Kültür
Giriş Tarihi : 14-10-2018 12:00   Güncelleme : 14-10-2018 12:00

Hayvan Sevgisinin çocuğun gelişimindeki rolü

Hayvan Sevgisinin çocuğun gelişimindeki rolü

Çok değil bundan sadece yirmi yıl öncesinde çocuklar, büyük kentlerde bile doğayla bugüne nazaran daha iç içeydi. Çocukların mahalle içlerindeki boş arazi, yeşil alan, park vb. bölgelerde toplumsallaşmaları mümkündü. Oysa günümüzde modern kent çocukları bu imkânlardan yoksun. Bütün günlerini kapalı alanlar (ev, kreş, okul) içerisinde geçirdikleri için doğa ile bağlantıları kopuk; dolayısıyla çoğu zaman duyarsız, benmerkezci ve asosyal olabiliyorlar.

Doğadan uzaklaşmış çocukların gelişimine katkı sağlayacak, onları yeniden doğa ile buluşturacak unsurların başında ise hayvan sevgisi geliyor.
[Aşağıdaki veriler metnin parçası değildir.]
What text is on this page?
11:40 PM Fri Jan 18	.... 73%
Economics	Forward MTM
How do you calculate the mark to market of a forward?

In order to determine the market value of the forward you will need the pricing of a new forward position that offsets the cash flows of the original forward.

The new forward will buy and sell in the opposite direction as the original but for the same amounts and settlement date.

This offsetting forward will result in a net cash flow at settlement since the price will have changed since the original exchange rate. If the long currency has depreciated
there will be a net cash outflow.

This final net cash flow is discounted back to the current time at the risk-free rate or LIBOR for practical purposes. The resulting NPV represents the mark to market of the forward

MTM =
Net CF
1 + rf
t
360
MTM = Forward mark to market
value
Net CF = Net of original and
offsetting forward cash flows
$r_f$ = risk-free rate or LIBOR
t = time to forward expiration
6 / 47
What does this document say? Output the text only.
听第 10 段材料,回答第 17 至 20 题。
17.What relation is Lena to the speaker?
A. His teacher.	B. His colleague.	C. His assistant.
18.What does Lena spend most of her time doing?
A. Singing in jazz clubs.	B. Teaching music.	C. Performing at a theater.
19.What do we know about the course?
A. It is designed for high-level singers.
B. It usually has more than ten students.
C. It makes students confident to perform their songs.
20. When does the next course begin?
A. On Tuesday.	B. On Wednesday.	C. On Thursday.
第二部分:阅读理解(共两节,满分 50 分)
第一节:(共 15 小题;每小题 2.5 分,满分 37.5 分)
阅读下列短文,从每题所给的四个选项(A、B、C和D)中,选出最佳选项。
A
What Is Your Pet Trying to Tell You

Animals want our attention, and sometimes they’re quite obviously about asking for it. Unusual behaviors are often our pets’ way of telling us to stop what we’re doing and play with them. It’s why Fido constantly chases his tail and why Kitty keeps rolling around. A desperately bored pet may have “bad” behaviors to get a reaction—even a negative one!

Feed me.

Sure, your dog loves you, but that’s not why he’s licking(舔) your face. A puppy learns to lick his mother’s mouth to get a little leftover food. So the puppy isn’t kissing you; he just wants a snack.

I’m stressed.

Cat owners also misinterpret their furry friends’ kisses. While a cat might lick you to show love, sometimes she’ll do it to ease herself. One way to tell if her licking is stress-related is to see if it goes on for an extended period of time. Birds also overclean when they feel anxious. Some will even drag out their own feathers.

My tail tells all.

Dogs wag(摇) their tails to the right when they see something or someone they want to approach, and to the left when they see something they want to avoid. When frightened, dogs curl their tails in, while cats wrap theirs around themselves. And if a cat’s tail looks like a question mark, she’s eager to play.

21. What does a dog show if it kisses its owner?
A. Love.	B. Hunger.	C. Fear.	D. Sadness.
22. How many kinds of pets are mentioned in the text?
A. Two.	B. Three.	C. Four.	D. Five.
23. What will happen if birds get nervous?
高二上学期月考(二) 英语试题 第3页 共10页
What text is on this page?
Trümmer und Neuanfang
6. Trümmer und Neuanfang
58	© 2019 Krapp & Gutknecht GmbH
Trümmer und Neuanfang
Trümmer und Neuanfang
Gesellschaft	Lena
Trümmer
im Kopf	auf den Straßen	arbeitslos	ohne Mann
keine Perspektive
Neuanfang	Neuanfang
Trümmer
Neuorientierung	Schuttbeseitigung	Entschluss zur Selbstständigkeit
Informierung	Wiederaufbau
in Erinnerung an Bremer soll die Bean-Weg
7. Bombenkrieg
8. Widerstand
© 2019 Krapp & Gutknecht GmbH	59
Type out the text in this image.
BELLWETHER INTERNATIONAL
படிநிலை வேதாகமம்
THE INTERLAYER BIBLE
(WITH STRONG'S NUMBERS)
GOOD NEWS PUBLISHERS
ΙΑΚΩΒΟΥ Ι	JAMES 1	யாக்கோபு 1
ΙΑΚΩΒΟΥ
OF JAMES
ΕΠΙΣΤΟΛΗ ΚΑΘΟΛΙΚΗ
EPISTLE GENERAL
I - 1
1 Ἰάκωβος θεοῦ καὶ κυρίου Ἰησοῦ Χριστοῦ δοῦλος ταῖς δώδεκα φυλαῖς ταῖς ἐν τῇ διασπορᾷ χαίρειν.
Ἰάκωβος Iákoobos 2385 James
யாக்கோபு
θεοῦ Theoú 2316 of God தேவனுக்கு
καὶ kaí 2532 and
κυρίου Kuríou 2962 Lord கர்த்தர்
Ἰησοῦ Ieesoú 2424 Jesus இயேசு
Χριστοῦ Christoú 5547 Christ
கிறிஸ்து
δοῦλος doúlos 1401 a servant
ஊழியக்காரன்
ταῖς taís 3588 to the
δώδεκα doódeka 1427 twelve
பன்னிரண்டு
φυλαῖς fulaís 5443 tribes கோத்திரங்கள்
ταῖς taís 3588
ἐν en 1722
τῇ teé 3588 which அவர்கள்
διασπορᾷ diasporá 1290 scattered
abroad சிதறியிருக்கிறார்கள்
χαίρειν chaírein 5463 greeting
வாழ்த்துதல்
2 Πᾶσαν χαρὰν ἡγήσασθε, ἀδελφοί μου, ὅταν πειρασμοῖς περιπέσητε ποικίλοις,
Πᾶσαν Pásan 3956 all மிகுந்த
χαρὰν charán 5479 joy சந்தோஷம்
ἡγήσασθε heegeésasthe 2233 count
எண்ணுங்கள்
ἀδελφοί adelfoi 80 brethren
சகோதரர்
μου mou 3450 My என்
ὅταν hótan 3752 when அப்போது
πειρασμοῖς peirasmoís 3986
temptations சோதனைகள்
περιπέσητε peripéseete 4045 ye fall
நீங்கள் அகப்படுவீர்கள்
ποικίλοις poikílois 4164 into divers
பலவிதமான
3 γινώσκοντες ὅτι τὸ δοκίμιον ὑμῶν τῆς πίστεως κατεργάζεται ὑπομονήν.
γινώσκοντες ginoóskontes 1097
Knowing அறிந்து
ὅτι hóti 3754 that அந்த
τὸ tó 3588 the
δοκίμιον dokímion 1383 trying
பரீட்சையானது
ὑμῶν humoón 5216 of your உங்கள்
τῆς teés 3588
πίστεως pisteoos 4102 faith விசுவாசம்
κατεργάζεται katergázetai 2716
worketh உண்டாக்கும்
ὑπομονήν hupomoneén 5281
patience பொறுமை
Hayvan sevgisi, çocukların duygusal gelişiminden dil gelişimine kadar birçok alanda kritik yer tutuyor.

Duygusal ve sosyal gelişim:  Hayvanlarla kurulan bağ; çocuğun daha hoşgörülü, daha paylaşımcı, daha anlayışlı bir kişilik geliştirmesini; böylece kendisinden farklı olan başka çocuklara (örneğin zihinsel ya da bedensel engelli) çok daha hoşgörülü olmaya özen göstermesini sağlar.

Bir hayvanı sahiplenmek, çocuklara erken yaşta sorumluluk almayı öğretir. Onun her türlü sorumluluğunu üzerine alan ve layıkıyla yerine getiren çocuk, işe yaradığını görür ve kendini değerli hissetmeye başlar. Bu da çocuğun kendine olan güvenini arttırır.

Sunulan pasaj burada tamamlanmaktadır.